Some people move through the world carrying more than what’s visible. You can feel it when you're with them. Like something about them came from somewhere older—maybe heavier, maybe wiser.


They don’t always know what it is they’re holding. It just shows up in how they react to silence, to change, to loss. You notice it in their timing, their instinct to pull back before things break, or their way of holding on longer than most would.


I’ve known a few people like that.


This story isn’t trying to explain it. But it leans into the idea that some of us come into the world already marked by something bigger than we can name. And whether or not we understand it, we carry it forward.


Quietly. Often alone. But not without meaning.


Image by WiX
Image by WiX

He Was What Came After


He was born during a storm so sudden the village lights flickered for days. Not from lightning, but from something else—a pressure in the air, thick and unspoken. The sky had been holding something in. His cry was its release.


They said it was just weather. But weather doesn’t settle into a child’s bones. This did.


As he grew, it became clear—he carried something that didn’t belong entirely to this world. He felt fractures before they formed. Sensed endings before they announced themselves. People mistook it for moodiness. But it was something deeper: a pulse under the surface, always humming.


He never asked to be different. But the truth clung to him—raw, electric, uncomfortable. Flowers bloomed too fast around him. Emotions arrived without context. And sometimes, people would share things with him—secrets, regrets—then retreat, shaken by how much they’d given away.

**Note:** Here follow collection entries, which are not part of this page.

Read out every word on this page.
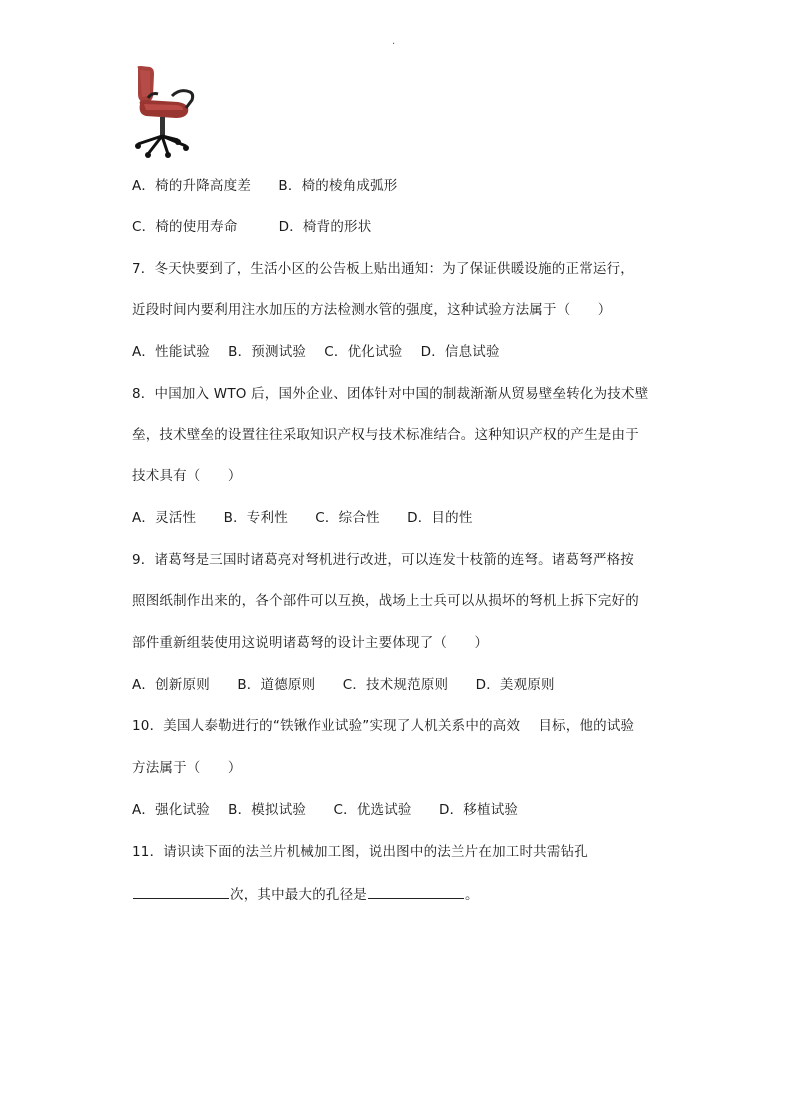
.
A．椅的升降高度差　　B．椅的棱角成弧形
C．椅的使用寿命　　　D．椅背的形状
7．冬天快要到了，生活小区的公告板上贴出通知：为了保证供暖设施的正常运行，
近段时间内要利用注水加压的方法检测水管的强度，这种试验方法属于（　　）
A．性能试验　 B．预测试验　 C．优化试验　 D．信息试验
8．中国加入 WTO 后，国外企业、团体针对中国的制裁渐渐从贸易壁垒转化为技术壁
垒，技术壁垒的设置往往采取知识产权与技术标准结合。这种知识产权的产生是由于
技术具有（　　）
A．灵活性　　B．专利性　　C．综合性　　D．目的性
9．诸葛弩是三国时诸葛亮对弩机进行改进，可以连发十枝箭的连弩。诸葛弩严格按
照图纸制作出来的，各个部件可以互换，战场上士兵可以从损坏的弩机上拆下完好的
部件重新组装使用这说明诸葛弩的设计主要体现了（　　）
A．创新原则　　B．道德原则　　C．技术规范原则　　D．美观原则
10．美国人泰勒进行的“铁锹作业试验”实现了人机关系中的高效　 目标，他的试验
方法属于（　　）
A．强化试验　 B．模拟试验　　C．优选试验　　D．移植试验
11．请识读下面的法兰片机械加工图，说出图中的法兰片在加工时共需钻孔
次，其中最大的孔径是	。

He wasn’t trying to unearth anything. But truth has its own gravity.


There was a name he once read in a book no one else remembered checking out. The Moist One. A star wrapped in sorrow and clarity. Another name came later—the one who howls before the storm breaks. These weren’t myths. They were echoes. Not identities, but reflections of something ancient that lived within him.


The hunger in him—the pull to understand, to go deeper even when it hurt—wasn't ambition. It was something else. A shadowed craving that had no bottom. And opposite that hunger, just as strong, was a strange detachment. Like he’d lived a thousand endings and no longer expected anyone to stay.


Two forces shaped him: one that pulled him outward, hungry for meaning. And one that pulled him inward, stripped of need. Most people lived between them. He was them.


An old man in a train station once studied his face too long and said,


“You’ve got the eyes of someone who remembers things he never learned. The wind’s been speaking through you.”


He didn’t reply. He never did. Those who understood didn’t need his answer.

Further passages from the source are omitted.